Last night was the first night in 28 years that my husband and I ate at the kitchen table—alone, and in peace, and with not one single chance of being disturbed. I took a selfie to memorialize the occasion. In the photo, neither of us looks very happy. This was only the first of many such dinners—in late August we become Empty Nesters. I texted the picture to our three children because they understand (and respond to) text messages. My older son immediately commented with a ‘thumbs down’ sign. My younger son ignored it.
My daughter, who was out with friends one last time before they each headed to their separate colleges, quickly called and asked what I thought I was doing. I worried that this is becoming our new style of family dinner conversation.
“Dad and I are having our first dinner alone together, so I took a picture,” I said. “We’re practicing for when you go to college.”
“I don’t like this,” she said. “Now you’ll be able to talk about us.”
“Yes,” I agreed. “With no fear of being overheard.”
“What did you eat?” asked the younger son, calling in from his vacation with friends.

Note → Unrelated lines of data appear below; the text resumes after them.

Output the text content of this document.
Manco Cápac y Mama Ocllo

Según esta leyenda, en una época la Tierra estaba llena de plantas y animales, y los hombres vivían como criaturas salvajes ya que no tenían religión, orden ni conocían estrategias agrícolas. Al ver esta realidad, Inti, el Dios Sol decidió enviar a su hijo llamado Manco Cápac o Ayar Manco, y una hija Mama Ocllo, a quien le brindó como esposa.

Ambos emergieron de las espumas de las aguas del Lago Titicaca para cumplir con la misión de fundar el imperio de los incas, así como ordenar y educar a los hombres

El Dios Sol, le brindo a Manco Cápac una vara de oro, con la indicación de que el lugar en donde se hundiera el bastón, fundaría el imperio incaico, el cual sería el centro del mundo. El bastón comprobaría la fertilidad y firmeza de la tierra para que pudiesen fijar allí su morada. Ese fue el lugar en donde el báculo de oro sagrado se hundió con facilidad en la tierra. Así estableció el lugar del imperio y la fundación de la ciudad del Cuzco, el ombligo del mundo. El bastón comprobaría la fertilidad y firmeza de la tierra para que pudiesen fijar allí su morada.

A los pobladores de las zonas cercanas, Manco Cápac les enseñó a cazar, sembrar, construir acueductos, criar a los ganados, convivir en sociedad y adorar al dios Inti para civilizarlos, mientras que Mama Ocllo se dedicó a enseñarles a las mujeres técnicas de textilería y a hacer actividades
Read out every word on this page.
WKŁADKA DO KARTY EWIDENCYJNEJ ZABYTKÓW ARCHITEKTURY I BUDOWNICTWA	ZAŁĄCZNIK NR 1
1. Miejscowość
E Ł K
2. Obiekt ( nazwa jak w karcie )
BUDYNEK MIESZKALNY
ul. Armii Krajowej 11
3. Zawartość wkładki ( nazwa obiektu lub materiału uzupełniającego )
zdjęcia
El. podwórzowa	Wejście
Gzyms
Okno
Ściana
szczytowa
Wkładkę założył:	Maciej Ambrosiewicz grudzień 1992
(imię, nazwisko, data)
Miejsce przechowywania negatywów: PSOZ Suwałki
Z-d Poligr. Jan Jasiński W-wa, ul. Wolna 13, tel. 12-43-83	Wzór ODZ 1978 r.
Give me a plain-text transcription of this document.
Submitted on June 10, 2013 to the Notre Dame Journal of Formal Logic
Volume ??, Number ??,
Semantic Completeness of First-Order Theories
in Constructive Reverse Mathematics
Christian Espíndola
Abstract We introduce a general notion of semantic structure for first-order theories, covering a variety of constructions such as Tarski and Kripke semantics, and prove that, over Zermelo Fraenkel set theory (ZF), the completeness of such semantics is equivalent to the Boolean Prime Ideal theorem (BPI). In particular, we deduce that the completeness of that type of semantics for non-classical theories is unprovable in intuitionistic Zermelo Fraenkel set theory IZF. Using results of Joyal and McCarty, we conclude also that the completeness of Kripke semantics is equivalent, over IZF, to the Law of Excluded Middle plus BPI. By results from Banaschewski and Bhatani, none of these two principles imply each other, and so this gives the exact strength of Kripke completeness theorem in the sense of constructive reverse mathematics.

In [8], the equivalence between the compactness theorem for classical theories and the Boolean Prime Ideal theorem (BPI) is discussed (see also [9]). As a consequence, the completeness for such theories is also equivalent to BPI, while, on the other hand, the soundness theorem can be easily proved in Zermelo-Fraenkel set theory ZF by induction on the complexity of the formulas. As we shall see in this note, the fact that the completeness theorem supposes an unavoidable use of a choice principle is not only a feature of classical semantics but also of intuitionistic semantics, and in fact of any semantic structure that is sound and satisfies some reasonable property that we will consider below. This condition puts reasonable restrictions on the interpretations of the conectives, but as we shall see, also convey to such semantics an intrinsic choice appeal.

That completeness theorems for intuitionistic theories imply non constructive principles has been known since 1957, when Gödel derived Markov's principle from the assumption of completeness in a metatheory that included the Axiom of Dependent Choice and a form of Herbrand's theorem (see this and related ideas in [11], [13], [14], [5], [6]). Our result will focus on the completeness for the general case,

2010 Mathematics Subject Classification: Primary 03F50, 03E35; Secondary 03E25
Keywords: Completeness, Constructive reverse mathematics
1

“I made a tomato salad from heirloom tomatoes that were just picked—and other stuff,” I said. “It was delicious.”
“I’m glad I wasn’t there,” he said (because they all prefer their tomatoes in ketchup form).
My husband and I finished eating, then there was an eerie silence as I cleared the table. No one was around to chat with and no one to complain about why I again made that tomato salad that only Mom and Dad ever ate. I put the dishes in the dishwasher and picked up my phone to look at our photo again. This time it made me cry.
The day before taking this photo, my older son had turned 29. I remembered how I had gone into labor with him on his due date, probably because I was so excited for us to become a three-person family that I couldn’t wait any longer and my body knew it. From that day on, my identity changed. No matter what I did, I was first and foremost a parent with a child who depended on me for everything. First there was one child, then two and then three, and I found myself waking up every morning thinking first about what I needed to do for them before I thought about what I had to do for myself. There is no “I” in “parent” but there is one in “single” and I was never again going to be a single.
For nearly three decades one or more of my children have been an integral part of my daily routine. I knew what they were doing, where they were and with whom, and at the end of each day I saw them at home. After a while the older one moved out and established his own life far away from me. Then the second one went to college far away and plans to stay there after graduation. And now the third one is leaving me as well, moving across the country to begin her own life, mostly without parental input (she says).
For decades, I thought that I would relish this time, knowing that my children were self-sufficient and happy and that I had raised them to be competent, successful adults. I thought that I could enjoy the freedom that comes from knowing that they will be fine in this world, that I had done everything I could do to launch them into adulthood and now I would be free—I could have my own timeline, my own space, and my own obligations.
But that’s not happening. Instead, I am missing them terribly. At the same time, I’m considering the possibility that I may be resisting this change. Or maybe I don’t want to try to meet new people or do new things because without the built-in constructs of school and sports, this won’t be easy. Or could it be that I never thought this time would come so I didn’t plan for it, and now I don’t know what to do? I don’t have a backup plan. For years I never had enough time to pick up all the socks from the floor or put all the used glasses in the dishwasher at the same time; soon I won’t even have socks on the floor nor enough used glasses to fill a dishwasher. Is the achievement of a neat house enough to make me happy? And how does the definition of “mother” adjust for a house devoid of children of any age?
Later in the evening, the kids all call with suggestions. My daughter and her friends think that I need to volunteer somewhere and find some hobbies. My younger son thinks I should get a dog. My older son thinks I should get a job.
I still have a short time until my husband and I take our youngest to college. We all know this is going to be hard on me because I am the only one having her identity and role in life dramatically altered: my daughter will continue to be a student, my husband will return to work, and I will return to an empty home, where I will continue to cook dinners for two, text my children with short conversations and pick up whatever socks or glasses are left around the house and put them in their proper places where they will stay until my children come home again and a new normal resumes.